Open iconn.cfg again, this time changing the value of AllowLocalConfig back to 0. Save and close the file.
You should make sure to delete the iconnlocal.cfg file as it is no longer needed.
Open RegEdit and navigate to HKLM\SOFTWARE\WOW6432Node\Sophos\AutoUpdate\Service. Now double click REG_SZ Download Password. 
Replace the existing value with the value you copied from iconnlocal.cfg. Next click Download User and replace the existing value with the name of the local Sophos account you created in the OS Layer.
Open services.msc and manually stop the Sophos Agent, Sophos AutoUpdate Service and Sophos Message Router. 
Navigate to %ProgramData\Sophos\AutoUpdate\data and delete machine_ID.txt. 
Within RegEdit, navigate to HKLM\SOFTWARE\WOW6432Node\Sophos\Messaging System\Router\Private and delete both pkc and pkp REG_BINARY objects. 
Navigate to HKLM\SOFTWARE\WOW6432Node\Sophos\Remote Management\ManagementAgent\Private and again delete both pkc and pkp REG_BINARY objects. 
Finish off the layer by running the App Layering Preparation Script: https://jgspiers.com/citrix-app-layering-preparation-script/
Finally run Shutdown For Finalize. You are now ready to publish Sophos as a layer.
RICHARD HUGHES-CHEN
July 31, 2017Will try this as had found installing in the OS layer worked but means any future changes to Sophos meant making changes in the OS layer
sharif
August 14, 2017Most OS layer’s are created on a system that is not a domain joined machine, that is part of the sysprep process when machines are created. So how would you add a domain account to the local Sophos Groups on a OS Layer machine??
George Spiers
August 14, 2017You temporarily join the OS Layer to the domain, add the groups, remove machine from domain and then finalise the image.
Calvin
April 13, 2021hi George, not sure if you will see this. But we’re just implementing Sophos SEP now and having trouble, and I’ve been working with an escalation engineer from Sophos on the issue. Issue are failing components, permission denies, window\temp denies, and many more. We’ve been following the recipe from Citrix and Sophos KB but they aren’t getting us anywhere. Then I came across your blog here, which involves both the OS and App layer… My question to you is… Is this recipe still viable? Are you still using Sophos? We’re on 1912 LTSR CU2, with PVS, and latest App Layering.. Windows 10 v1909.
Sharif
August 14, 2017Gotcha! I will give that a go.
dalip
August 23, 2017HI
SophosupdateACC is missing in the application layer.

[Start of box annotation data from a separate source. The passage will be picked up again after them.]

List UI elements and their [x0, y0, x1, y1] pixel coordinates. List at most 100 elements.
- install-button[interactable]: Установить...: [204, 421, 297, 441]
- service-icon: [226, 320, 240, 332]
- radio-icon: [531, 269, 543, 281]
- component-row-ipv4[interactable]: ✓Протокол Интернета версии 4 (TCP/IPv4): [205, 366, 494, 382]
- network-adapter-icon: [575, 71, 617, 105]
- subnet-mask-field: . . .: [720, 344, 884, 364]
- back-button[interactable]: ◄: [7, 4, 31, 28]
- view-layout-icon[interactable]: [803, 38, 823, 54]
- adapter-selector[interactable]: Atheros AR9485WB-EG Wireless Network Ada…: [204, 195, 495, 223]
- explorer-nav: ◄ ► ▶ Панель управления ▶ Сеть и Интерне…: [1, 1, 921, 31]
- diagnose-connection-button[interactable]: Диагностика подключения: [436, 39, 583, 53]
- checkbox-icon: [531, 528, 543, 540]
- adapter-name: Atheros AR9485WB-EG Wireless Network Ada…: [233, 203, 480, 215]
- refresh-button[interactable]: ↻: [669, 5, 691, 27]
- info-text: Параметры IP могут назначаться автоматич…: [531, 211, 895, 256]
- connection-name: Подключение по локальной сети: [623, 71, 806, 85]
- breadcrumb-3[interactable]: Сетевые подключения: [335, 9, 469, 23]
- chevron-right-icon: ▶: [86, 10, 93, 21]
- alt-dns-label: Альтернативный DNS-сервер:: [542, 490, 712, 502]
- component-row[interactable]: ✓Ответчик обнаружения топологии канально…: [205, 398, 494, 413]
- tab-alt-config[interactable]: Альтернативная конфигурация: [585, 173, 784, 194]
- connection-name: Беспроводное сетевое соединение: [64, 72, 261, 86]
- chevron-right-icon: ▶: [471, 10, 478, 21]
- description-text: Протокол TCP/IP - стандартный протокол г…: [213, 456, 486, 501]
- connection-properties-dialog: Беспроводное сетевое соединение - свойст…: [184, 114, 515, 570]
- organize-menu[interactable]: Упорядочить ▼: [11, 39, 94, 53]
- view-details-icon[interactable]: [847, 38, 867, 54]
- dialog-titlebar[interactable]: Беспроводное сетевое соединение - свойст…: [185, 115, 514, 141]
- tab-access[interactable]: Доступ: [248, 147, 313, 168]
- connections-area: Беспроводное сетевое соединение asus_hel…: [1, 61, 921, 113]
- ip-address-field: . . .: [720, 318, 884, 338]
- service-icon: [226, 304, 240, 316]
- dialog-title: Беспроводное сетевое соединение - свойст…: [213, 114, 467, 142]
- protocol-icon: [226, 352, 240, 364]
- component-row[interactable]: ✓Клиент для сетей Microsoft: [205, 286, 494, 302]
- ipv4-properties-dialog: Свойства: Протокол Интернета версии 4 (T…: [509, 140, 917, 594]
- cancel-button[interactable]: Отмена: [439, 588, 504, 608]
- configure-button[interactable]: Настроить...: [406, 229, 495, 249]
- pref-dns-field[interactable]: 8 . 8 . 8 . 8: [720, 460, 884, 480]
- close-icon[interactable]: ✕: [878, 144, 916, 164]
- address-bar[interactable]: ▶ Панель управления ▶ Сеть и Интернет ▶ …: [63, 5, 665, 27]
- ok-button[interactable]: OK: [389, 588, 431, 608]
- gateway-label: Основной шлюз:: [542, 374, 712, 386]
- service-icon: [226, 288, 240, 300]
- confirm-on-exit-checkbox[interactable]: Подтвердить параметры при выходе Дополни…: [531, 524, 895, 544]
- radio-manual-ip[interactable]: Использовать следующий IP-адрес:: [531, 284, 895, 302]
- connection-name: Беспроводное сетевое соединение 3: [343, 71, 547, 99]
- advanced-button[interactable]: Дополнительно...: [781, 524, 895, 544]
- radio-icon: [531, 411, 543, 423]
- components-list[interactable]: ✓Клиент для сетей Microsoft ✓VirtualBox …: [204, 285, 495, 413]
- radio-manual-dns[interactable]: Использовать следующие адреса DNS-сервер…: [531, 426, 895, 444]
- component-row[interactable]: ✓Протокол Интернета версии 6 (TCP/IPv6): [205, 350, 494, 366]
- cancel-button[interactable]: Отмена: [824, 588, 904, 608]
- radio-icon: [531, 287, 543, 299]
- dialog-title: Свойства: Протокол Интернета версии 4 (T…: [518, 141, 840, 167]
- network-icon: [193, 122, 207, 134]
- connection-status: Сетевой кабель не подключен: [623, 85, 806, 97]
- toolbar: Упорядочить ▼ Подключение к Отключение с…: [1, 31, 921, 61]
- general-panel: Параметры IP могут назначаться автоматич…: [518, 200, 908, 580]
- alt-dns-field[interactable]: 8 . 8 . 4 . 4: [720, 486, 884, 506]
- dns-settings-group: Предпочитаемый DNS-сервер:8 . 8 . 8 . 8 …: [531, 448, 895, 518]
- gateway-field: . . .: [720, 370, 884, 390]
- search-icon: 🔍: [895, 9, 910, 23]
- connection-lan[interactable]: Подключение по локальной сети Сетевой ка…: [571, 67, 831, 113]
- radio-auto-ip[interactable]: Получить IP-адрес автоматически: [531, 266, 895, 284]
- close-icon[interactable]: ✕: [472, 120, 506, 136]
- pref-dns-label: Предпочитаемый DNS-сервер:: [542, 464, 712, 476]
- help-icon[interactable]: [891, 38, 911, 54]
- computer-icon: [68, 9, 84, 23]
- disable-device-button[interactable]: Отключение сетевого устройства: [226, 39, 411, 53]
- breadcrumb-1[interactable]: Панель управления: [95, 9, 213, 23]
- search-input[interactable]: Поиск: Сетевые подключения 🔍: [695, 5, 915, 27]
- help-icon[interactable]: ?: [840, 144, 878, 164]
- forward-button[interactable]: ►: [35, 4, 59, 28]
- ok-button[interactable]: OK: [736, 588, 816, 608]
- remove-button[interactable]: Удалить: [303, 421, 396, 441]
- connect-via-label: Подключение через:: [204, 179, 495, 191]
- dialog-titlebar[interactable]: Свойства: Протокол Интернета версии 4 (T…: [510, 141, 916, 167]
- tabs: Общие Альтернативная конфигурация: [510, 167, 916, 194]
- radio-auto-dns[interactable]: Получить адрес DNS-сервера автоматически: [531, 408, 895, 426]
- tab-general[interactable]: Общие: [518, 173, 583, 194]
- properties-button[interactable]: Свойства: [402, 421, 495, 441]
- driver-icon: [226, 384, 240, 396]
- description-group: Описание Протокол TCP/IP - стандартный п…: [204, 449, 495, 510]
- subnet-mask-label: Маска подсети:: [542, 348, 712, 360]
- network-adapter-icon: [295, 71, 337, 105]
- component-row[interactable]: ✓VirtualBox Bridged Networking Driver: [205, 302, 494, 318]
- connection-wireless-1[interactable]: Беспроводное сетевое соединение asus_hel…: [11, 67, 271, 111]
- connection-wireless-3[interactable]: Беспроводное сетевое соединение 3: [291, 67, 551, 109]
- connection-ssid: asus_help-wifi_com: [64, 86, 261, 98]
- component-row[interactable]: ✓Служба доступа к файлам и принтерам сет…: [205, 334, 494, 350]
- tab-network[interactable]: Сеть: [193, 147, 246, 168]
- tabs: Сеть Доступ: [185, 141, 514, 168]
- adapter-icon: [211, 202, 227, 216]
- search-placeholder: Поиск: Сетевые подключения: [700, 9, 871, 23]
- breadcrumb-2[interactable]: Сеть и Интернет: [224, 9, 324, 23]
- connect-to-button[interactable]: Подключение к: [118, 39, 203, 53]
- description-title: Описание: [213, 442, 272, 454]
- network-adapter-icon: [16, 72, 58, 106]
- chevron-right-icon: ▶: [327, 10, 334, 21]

Also the secondary address location is greyed out
George Spiers
August 23, 2017The secondary address location will be greyed out by default until you edit file iconn.cfg and change AllowLocalConfig = from 0 to 1. You also create the SophosUpdateAcc account in the OS Layer, so complete this step first before creating a Sophos layer.
dalip
August 23, 2017HI George
I had picked wrong OS layer.
I have been able to install Sophos. However when I publish I am getting error could not contact the server.
All the services are up
error there was a problem establishing connection to the server windows API call returned error 1326
George Spiers
August 23, 2017Hi Dalip. Not seen that error before but it is best you recreate the Sophos layer and follow the steps carefully. Also review the OS Layer version and make sure the correct groups/user is created and membership is correct.
Matt G
November 14, 2017Hi George,
I know this is a few months old, but just wondering if this has been tested on Sophos Cloud AV?
Thanks
Matt
George Spiers
November 14, 2017Sophos Cloud is just moving management to cloud? If you are still deploying Sophos Endpoint Protection on the VDA then I cannot see any issues with using this method.
KSyed
November 13, 2019Hi Gorge,
Whats the procedure to update Sophos Layer with new updates?
Thanks,
K
George Spiers
December 3, 2019You can apply updates within the Sophos Application layer.
Ksyed
March 16, 2020Hi George,
I am still not able to figure out how to install updates in Sophos Application Layer? Can you please point me in right direction?
George Spiers
May 19, 2020What is preventing it? What is the update log saying? Have you tried including a Platform layer for Packaging?